I find the place I didn’t realise I was searching for, the chemist. I hand over the one piece of paper I’d kept from the hospital. The woman behind the counter gives me a patronising smile.
“Take a seat. It’ll be ten minutes okay?”
Fifteen go by and she finally calls my name and checks my address with me.
Then I’m out of there and opening the white plastic bag which contains my medication.
I open the packet and stare at the little green and white pills like Neo contemplating how his life might change forever. I shake my head and dry swallow two of the pills, stow the others very carefully in my pocket and walk down the high street towards my next goal.
CHAPTER 5 – BRANDED
I slide past the shambling undead of weekday shoppers like a ghost. I’m not one of them and if they notice that I’m doomed. I try to be as invisible as I can but still I feel the eyes on my back, hear their whispers and occasional sniggering insults. I cringe inside and pray for my tablets to race around my bloodstream quicker – deadening nerve endings and quietening my overactive mind. I’m in the unfashionable end of town now, the places where the nerds and Goths hang out, where people WANT to be different. I give a bitter laugh at that thought. I just want to the same, to be boring, to be normal, whatever that means.
I wander inside where there’s a small market of arty shops, comic stalls, student clothes stalls and the one shop I am looking for. Even here, where hipsters fear to tread, there is division. I see a group of Goths pouring over a rail of dark clothing. The nerds are pouring over comics; one or two have skateboards under their arm. I see a couple of girls wearing vintage clothing. Here, with all of this variety, I feel just a little more relaxed, more able to be me without fear of judgement and yet I conform to none of these groups either.

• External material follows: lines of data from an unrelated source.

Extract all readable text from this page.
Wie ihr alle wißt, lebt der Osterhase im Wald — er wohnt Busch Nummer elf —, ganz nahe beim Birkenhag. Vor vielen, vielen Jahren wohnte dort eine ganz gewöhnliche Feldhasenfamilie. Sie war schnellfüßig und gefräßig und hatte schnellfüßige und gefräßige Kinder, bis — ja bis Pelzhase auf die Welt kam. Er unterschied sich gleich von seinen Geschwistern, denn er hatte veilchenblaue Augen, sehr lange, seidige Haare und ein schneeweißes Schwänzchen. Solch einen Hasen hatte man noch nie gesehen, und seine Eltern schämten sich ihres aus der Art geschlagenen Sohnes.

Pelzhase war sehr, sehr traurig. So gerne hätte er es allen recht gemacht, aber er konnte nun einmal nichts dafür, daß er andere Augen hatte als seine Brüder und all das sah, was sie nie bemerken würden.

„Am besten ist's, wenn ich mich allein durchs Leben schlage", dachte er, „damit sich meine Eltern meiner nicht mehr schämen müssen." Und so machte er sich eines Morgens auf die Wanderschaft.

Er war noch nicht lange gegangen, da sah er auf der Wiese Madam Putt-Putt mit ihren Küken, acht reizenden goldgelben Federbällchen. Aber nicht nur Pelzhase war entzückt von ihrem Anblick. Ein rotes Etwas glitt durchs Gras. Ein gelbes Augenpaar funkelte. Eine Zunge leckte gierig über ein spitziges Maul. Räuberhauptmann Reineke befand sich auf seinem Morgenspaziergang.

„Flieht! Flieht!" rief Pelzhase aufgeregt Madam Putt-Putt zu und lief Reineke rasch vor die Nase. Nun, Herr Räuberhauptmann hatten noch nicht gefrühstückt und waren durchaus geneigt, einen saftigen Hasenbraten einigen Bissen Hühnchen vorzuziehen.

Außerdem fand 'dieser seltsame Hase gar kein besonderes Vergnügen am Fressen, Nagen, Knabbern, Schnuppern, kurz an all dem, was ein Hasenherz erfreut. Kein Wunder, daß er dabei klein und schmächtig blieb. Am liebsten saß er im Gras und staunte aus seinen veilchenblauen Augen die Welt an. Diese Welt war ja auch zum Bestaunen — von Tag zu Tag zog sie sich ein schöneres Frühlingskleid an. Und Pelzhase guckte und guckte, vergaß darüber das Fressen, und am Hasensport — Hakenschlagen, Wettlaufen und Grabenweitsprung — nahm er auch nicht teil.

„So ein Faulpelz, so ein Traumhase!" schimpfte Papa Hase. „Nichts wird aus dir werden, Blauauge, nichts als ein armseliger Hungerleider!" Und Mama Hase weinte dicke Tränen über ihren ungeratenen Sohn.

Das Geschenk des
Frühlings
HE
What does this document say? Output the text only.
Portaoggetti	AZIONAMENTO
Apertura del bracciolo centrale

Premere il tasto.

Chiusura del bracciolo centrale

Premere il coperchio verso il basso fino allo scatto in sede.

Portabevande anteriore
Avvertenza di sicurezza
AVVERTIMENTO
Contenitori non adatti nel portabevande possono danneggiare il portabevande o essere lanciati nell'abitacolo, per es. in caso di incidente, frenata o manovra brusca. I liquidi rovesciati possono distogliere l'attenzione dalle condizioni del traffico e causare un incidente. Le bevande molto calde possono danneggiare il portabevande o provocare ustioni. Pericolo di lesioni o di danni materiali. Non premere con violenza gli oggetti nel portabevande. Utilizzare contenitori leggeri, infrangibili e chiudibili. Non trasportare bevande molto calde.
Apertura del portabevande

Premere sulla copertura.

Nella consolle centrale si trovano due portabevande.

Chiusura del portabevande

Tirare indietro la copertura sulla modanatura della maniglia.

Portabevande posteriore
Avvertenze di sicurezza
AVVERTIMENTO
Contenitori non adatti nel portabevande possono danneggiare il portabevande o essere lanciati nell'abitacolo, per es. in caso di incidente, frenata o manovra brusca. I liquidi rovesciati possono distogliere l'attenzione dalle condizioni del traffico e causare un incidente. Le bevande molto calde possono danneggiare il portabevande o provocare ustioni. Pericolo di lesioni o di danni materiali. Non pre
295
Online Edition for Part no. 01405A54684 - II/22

I shrug and step forward towards the tattoo shop. Fortunately, it’s currently empty except for a bored looking guy flicking a screen on a smartphone. I enter and smile at him; he looks up and nods back at me. He has a long bushy beard and one of those earlobes that a huge white plastic earring has stretched. I mooch around the shop for five minutes looking at and admiring the fantastic artwork. There are dragons, spiders, Celtic bands all manner of tattoos. I get quite lost in them. I suddenly hear a polite cough behind me.
“Can I help you at all?”
He smiles and opens his arms in a friendly gesture.
“I promise you won’t shock me. Whatever it is, I’ve heard it or seen it before.”
I point to a tiny sample on the wall. The picture is of a semi-colon.
He looks at me and his smile grows even wider. It’s a friendly and encouraging smile.
“It’s your lucky day. We do those free. Come in the back and we’ll sort you out, okay?”
I follow him obediently. For now, at least, I choose life.